Section 1.4

Definition 3 (Identities)

Identities are equations that are true for all values of the variables for which all expression are defined.

Definition 4 (Reciprocal Identities)

For all angles \(\theta\) for which both functions are defined, the following hold true:

\[\begin{align*} \sin (\theta) & = \frac{1}{\csc(\theta)} & \cos(\theta) & = \frac{1}{\sec(\theta)} & \tan(\theta) & = \frac{1}{\cot(\theta)}\\ \csc(\theta) & = \frac{1}{\sin(\theta)} & \sec(\theta) & = \frac{1}{\cos(\theta)} & \cot(\theta) & = \frac{1}{\tan(\theta)} \end{align*}\]

Remember in general \(f(5x)\ne 5f(x)\).
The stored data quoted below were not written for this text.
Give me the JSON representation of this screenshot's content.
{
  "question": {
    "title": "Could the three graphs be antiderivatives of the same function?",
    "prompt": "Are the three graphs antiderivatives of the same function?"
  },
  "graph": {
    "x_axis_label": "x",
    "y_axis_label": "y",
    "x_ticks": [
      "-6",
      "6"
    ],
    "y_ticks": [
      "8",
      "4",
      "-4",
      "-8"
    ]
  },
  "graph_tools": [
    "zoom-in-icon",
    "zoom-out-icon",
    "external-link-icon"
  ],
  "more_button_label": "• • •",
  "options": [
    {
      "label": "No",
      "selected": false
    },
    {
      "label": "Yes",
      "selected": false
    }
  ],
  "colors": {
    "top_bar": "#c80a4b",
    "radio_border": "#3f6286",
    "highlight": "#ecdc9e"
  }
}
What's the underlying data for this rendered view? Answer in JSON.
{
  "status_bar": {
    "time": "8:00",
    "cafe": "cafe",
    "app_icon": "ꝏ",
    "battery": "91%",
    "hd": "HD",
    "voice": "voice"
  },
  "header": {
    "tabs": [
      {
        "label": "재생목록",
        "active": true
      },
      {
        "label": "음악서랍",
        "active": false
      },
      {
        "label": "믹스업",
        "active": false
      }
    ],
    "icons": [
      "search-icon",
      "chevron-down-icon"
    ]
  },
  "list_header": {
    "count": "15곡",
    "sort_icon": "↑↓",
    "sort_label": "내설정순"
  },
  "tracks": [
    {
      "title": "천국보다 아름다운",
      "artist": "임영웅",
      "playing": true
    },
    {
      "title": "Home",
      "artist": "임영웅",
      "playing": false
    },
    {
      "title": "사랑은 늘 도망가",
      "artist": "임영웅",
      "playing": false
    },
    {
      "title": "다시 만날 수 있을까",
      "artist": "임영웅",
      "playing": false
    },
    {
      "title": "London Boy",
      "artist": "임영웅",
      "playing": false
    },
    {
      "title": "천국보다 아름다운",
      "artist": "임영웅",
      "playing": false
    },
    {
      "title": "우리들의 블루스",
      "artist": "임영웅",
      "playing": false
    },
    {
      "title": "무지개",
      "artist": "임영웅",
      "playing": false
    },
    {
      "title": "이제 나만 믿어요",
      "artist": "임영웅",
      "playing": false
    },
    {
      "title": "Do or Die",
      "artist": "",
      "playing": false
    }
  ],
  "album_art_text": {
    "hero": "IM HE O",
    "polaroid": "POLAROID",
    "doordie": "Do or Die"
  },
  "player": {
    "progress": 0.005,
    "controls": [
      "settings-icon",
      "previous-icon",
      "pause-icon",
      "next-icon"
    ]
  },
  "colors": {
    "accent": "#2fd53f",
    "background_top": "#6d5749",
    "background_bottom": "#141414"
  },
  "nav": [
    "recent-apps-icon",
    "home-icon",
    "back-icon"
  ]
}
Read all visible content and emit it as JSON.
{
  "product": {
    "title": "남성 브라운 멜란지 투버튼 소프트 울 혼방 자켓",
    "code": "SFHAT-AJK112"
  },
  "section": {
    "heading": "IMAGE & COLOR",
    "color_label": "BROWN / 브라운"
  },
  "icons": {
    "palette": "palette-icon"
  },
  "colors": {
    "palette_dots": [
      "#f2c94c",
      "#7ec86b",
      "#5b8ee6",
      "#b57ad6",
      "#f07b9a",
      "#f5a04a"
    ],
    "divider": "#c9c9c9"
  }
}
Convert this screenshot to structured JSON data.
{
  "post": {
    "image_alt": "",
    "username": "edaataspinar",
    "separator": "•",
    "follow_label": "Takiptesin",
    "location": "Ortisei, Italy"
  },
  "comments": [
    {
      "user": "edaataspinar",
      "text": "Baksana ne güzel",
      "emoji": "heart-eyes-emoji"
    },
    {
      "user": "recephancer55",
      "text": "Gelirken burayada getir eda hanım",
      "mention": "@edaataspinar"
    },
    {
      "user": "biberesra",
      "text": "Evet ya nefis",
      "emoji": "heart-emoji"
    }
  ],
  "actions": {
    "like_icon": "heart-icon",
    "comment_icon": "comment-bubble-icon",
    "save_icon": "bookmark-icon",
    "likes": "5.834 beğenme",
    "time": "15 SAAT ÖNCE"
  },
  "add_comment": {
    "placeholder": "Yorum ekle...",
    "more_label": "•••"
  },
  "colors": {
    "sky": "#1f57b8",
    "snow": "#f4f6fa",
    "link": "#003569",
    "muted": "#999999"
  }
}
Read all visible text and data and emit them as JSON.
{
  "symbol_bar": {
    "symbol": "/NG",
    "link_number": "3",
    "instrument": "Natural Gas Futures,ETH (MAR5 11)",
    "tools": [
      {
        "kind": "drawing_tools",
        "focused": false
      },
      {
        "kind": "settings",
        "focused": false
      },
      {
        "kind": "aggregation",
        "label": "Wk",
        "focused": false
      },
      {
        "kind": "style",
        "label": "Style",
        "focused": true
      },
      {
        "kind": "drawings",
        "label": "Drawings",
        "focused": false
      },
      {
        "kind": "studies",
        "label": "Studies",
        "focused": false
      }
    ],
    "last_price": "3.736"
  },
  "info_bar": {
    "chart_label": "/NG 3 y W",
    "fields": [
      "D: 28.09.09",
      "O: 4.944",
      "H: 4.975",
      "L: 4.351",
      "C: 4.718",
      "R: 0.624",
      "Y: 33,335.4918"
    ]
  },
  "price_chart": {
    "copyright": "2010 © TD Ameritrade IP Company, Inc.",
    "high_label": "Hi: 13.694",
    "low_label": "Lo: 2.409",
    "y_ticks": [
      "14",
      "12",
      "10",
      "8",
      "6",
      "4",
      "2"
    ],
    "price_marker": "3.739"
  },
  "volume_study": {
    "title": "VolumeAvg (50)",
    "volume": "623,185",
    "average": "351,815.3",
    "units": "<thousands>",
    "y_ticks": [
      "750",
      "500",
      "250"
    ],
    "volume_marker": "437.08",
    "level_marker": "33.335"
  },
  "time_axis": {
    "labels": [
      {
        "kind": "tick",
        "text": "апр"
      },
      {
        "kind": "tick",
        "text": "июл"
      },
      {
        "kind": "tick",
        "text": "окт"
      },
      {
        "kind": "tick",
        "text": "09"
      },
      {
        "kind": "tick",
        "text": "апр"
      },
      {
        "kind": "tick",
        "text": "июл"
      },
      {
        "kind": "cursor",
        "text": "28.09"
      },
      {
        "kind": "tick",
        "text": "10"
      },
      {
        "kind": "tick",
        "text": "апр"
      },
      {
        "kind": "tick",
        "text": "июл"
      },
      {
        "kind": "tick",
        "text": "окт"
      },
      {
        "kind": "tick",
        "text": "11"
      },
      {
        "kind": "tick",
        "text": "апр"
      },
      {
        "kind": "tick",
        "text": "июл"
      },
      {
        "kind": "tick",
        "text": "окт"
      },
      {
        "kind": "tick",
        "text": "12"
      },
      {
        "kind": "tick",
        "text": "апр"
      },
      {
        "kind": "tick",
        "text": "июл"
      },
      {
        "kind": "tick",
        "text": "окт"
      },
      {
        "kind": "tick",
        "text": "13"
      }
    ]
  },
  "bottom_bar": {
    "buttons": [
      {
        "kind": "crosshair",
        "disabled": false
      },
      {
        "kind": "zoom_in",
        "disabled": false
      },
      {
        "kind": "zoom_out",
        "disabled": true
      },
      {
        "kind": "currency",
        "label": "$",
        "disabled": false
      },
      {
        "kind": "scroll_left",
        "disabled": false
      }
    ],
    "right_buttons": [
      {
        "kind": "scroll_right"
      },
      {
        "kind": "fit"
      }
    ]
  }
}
This is also true for trig functions.

\[\cos(2x) \ne 2\cos(x)\]

Similarly,

\[\cos(x+y) \ne \cos(x)+\sin(y)\]

The signs for the sine and cosine function are as follows.

Let \(k\) be any integer.

Trig Function	Domain	Range
\(\sin(\theta)\),\(\cos(\theta)\)	\(\mathbb{R}\)	\([-1,1]\)
\(\tan(\theta)\)	\(x\ne \frac{\pi}{2}+\pi k\)	\(\mathbb{R}\)
\(\cot(\theta)\)	\(x\ne \pi + \pi k\)	\(\mathbb{R}\)
\(\sec(\theta)\)	\(x\ne \frac{\pi}{2} + \pi k\)	\((-\infty,-1]\cup[1,\infty)\)
$\csc(\theta)	\(x\ne \pi + \pi k\)	\((-\infty,-1]\cup[1,\infty)\)

Theorem 2 (Quotient Identities)

For all angles \(\theta\) for which the denominators are not zero, the follow are true.

\[\begin{align*} \frac{\sin(\theta)}{\cos(\theta)} & = \tan(\theta) & \frac{\cos(\theta)}{\sin(\theta)} & = \cot(\theta) \end{align*}\]

Theorem 3 (Pythagorean Identities)

For all angles \(\theta\) for which the function values are defined, the following are true.

\[\sin^2(\theta)+\cos^2(\theta) = 1\]

\[\tan^2(\theta)+1=\sec^2(\theta)\]

\[\cot^2(\theta)+1=\csc^2(\theta)\]